Funding for Mosaic came from the High-Performance Computing and Communications

Initiative, a funding program initiated by the High Performance Computing and

Communication Act of 1991, one of several computing developments initiated by

Senator Al Gore.[12] Prior to the release of Mosaic, graphics were not commonly mixed

with text in Web pages, and its popularity was less than older protocols in use over the

Internet, such as Gopher and Wide Area Information Servers (WAIS). Mosaic's graphical

user interface allowed the Web to become, by far, the most popular Internet protocol.

The World Wide Web Consortium (W3C) was founded by Tim Berners-Lee after he left

the European Organization for Nuclear Research (CERN) in October, 1994. It was

founded at the Massachusetts Institute of Technology Laboratory for Computer Science

(MIT/LCS) with support from the Defense Advanced Research Projects Agency

(DARPA)—which had pioneered the Internet—and the European Commission.

Standards
Web standards

Many formal standards and other technical specifications define the operation of

different aspects of the World Wide Web, the Internet, and computer information

exchange. Many of the documents are the work of the World Wide Web Consortium

(W3C), headed by Berners-Lee, but some are produced by the Internet Engineering

Task Force (IETF) and other organizations.

Usually, when Web standards are discussed, the following publications are seen as

foundational:

* Recommendations for markup languages, especially HTML and XHTML, from the

W3C. These define the structure and interpretation of hypertext documents.
* Recommendations for stylesheets, especially CSS, from the W3C.
* Standards for ECMAScript (usually in the form of JavaScript), from Ecma

International.
* Recommendations for the Document Object Model, from W3C.

Additional publications provide definitions of other essential technologies for the World

Wide Web, including, but not limited to, the following:

* Uniform Resource Identifier (URI), which is a universal system for referencing

resources on the Internet, such as hypertext documents and images.

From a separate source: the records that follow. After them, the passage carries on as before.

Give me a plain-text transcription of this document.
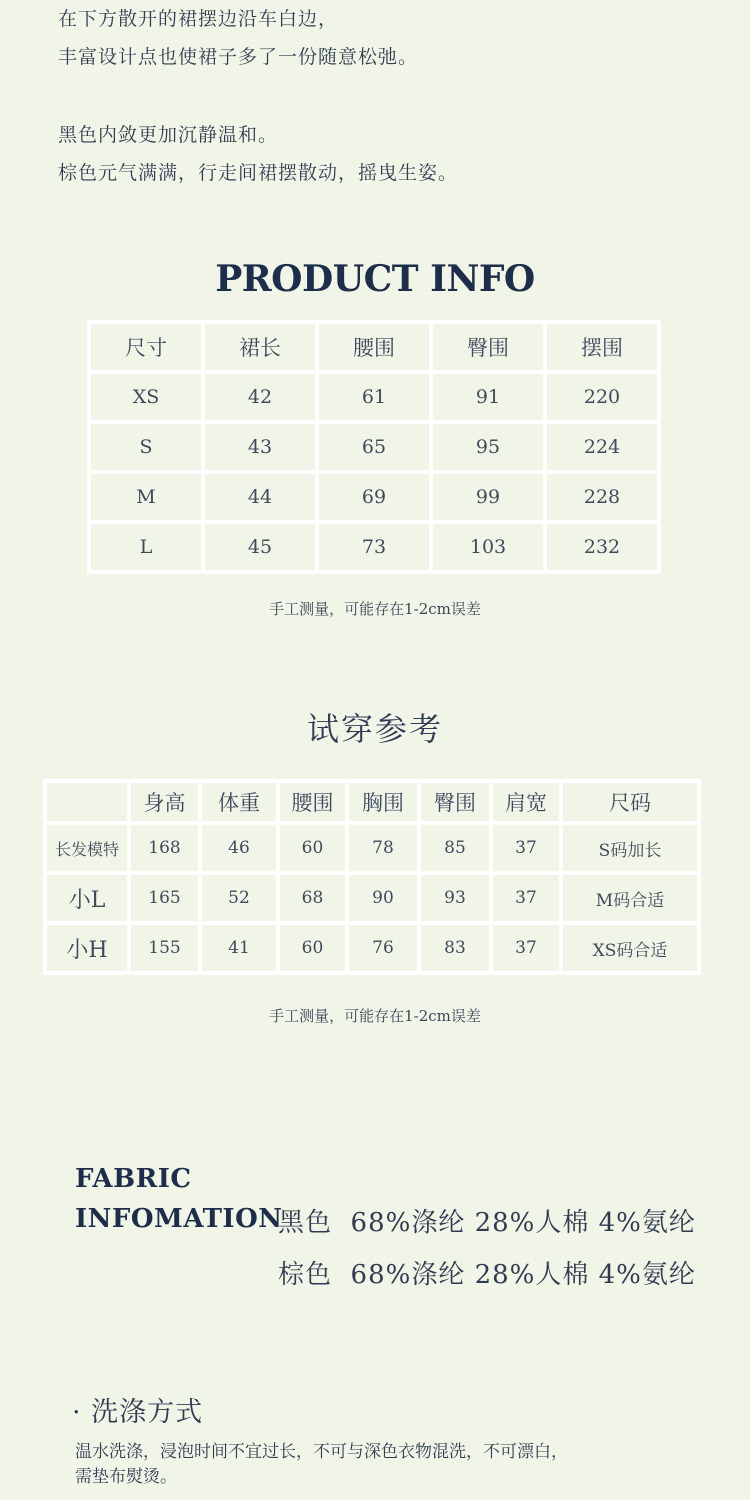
在下方散开的裙摆边沿车白边，

丰富设计点也使裙子多了一份随意松弛。

黑色内敛更加沉静温和。

棕色元气满满，行走间裙摆散动，摇曳生姿。

PRODUCT INFO
尺寸	裙长	腰围	臀围	摆围
XS	42	61	91	220
S	43	65	95	224
M	44	69	99	228
L	45	73	103	232
手工测量，可能存在1-2cm误差
试穿参考
	身高	体重	腰围	胸围	臀围	肩宽	尺码
长发模特	168	46	60	78	85	37	S码加长
小L	165	52	68	90	93	37	M码合适
小H	155	41	60	76	83	37	XS码合适
手工测量，可能存在1-2cm误差
FABRIC
INFOMATION
黑色  68%涤纶 28%人棉 4%氨纶
棕色  68%涤纶 28%人棉 4%氨纶
· 洗涤方式
温水洗涤，浸泡时间不宜过长，不可与深色衣物混洗，不可漂白，
需垫布熨烫。
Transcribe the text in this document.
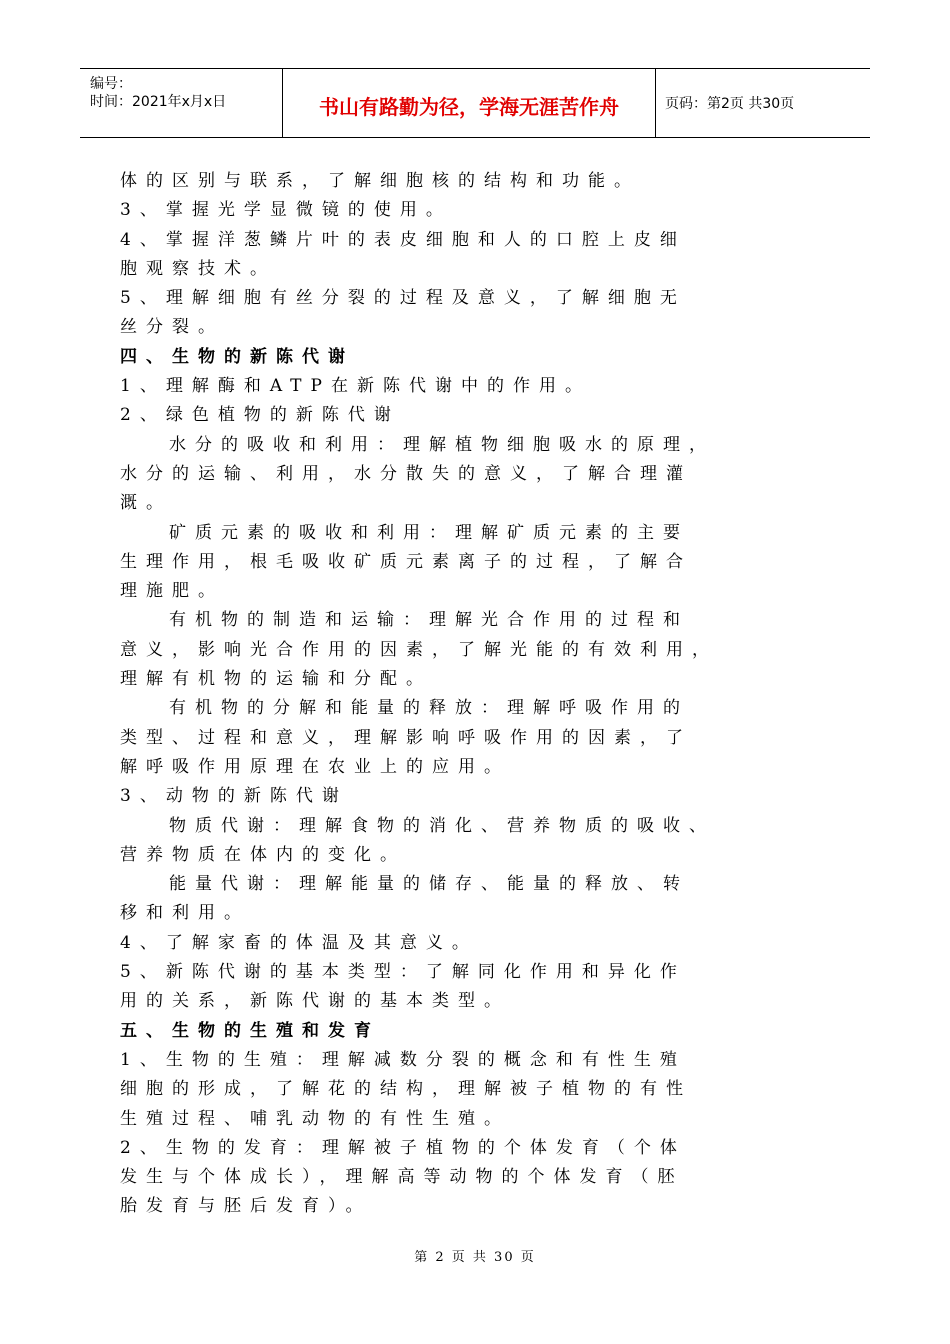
编号：
时间：2021年x月x日	书山有路勤为径，学海无涯苦作舟	页码：第2页 共30页
体的区别与联系，了解细胞核的结构和功能。
3、掌握光学显微镜的使用。
4、掌握洋葱鳞片叶的表皮细胞和人的口腔上皮细
胞观察技术。
5、理解细胞有丝分裂的过程及意义，了解细胞无
丝分裂。
四、生物的新陈代谢
1、理解酶和ATP在新陈代谢中的作用。
2、绿色植物的新陈代谢
水分的吸收和利用：理解植物细胞吸水的原理，
水分的运输、利用，水分散失的意义，了解合理灌
溉。
矿质元素的吸收和利用：理解矿质元素的主要
生理作用，根毛吸收矿质元素离子的过程，了解合
理施肥。
有机物的制造和运输：理解光合作用的过程和
意义，影响光合作用的因素，了解光能的有效利用，
理解有机物的运输和分配。
有机物的分解和能量的释放：理解呼吸作用的
类型、过程和意义，理解影响呼吸作用的因素，了
解呼吸作用原理在农业上的应用。
3、动物的新陈代谢
物质代谢：理解食物的消化、营养物质的吸收、
营养物质在体内的变化。
能量代谢：理解能量的储存、能量的释放、转
移和利用。
4、了解家畜的体温及其意义。
5、新陈代谢的基本类型：了解同化作用和异化作
用的关系，新陈代谢的基本类型。
五、生物的生殖和发育
1、生物的生殖：理解减数分裂的概念和有性生殖
细胞的形成，了解花的结构，理解被子植物的有性
生殖过程、哺乳动物的有性生殖。
2、生物的发育：理解被子植物的个体发育（个体
发生与个体成长），理解高等动物的个体发育（胚
胎发育与胚后发育）。
第 2 页 共 30 页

URIs, often called

URLs, are defined by the IETF's RFC 3986 / STD 66: Uniform Resource Identifier (URI):

Generic Syntax, as well as its predecessors and numerous URI scheme-defining RFCs;
* HyperText Transfer Protocol (HTTP), especially as defined by RFC 2616: http://1.1

and RFC 2617: HTTP Authentication, which specify how the browser and server

authenticate each other.

Privacy

Computer users, who save time and money, and who gain conveniences and

entertainment, may or may not have surrendered the right to privacy in exchange for

using a number of technologies including the Web.[13] Worldwide, more than a half

billion people have used a social network service,[14] and of Americans who grew up

with the Web, half created an online profile[15] and are part of a generational shift

that could be changing norms.[16][17] Among services paid for by advertising, Yahoo!

could collect the most data about users of commercial websites, about 2,500 bits of

information per month about each typical user of its site and its affiliated advertising

network sites. Yahoo! was followed by MySpace with about half that potential and then

by AOL-TimeWarner, Google, Facebook, Microsoft, and eBay.[18]

Privacy representatives from 60 countries have resolved to ask for laws to complement

industry self-regulation, for education for children and other minors who use the Web,

and for default protections for users of social networks.[19] They also believe data

protection for personally identifiable information benefits business more than the sale

of that information.[19] Users can opt-in to features in browsers from companies such

as Apple, Google, Microsoft (beta) and Mozilla (beta) to clear their personal histories

locally and block some cookies and advertising networks[20] but they are still tracked

in websites' server logs.[citation needed] Berners-Lee and colleagues see hope in

accountability and appropriate use achieved by extending the Web's architecture to

policy awareness, perhaps with audit logging, reasoners and appliances.[21]

Security

The Web has become criminals' preferred pathway for spreading malware. Cybercrime

carried out on the Web can include identity theft, fraud, espionage and intelligence

gathering.[22] Web-based vulnerabilities now outnumber traditional computer security

concerns,[23] and as measured by Google, about one in ten Web pages may contain

malicious code.[24] Most Web-based attacks take place on legitimate websites, and

most, as measured by Sophos, are hosted in the United States, China and Russia.[25]

The most common of all malware threats is SQL injection attacks against websites.[26]

Through HTML and URIs the Web was vulnerable to attacks like cross-site scripting

(XSS) that came with the introduction of JavaScript[27] and were exacerbated to some

degree by Web 2.0 and Ajax web design that favors the use of scripts.[28] Today by

one estimate, 70% of all websites are open to XSS attacks on their users.[29]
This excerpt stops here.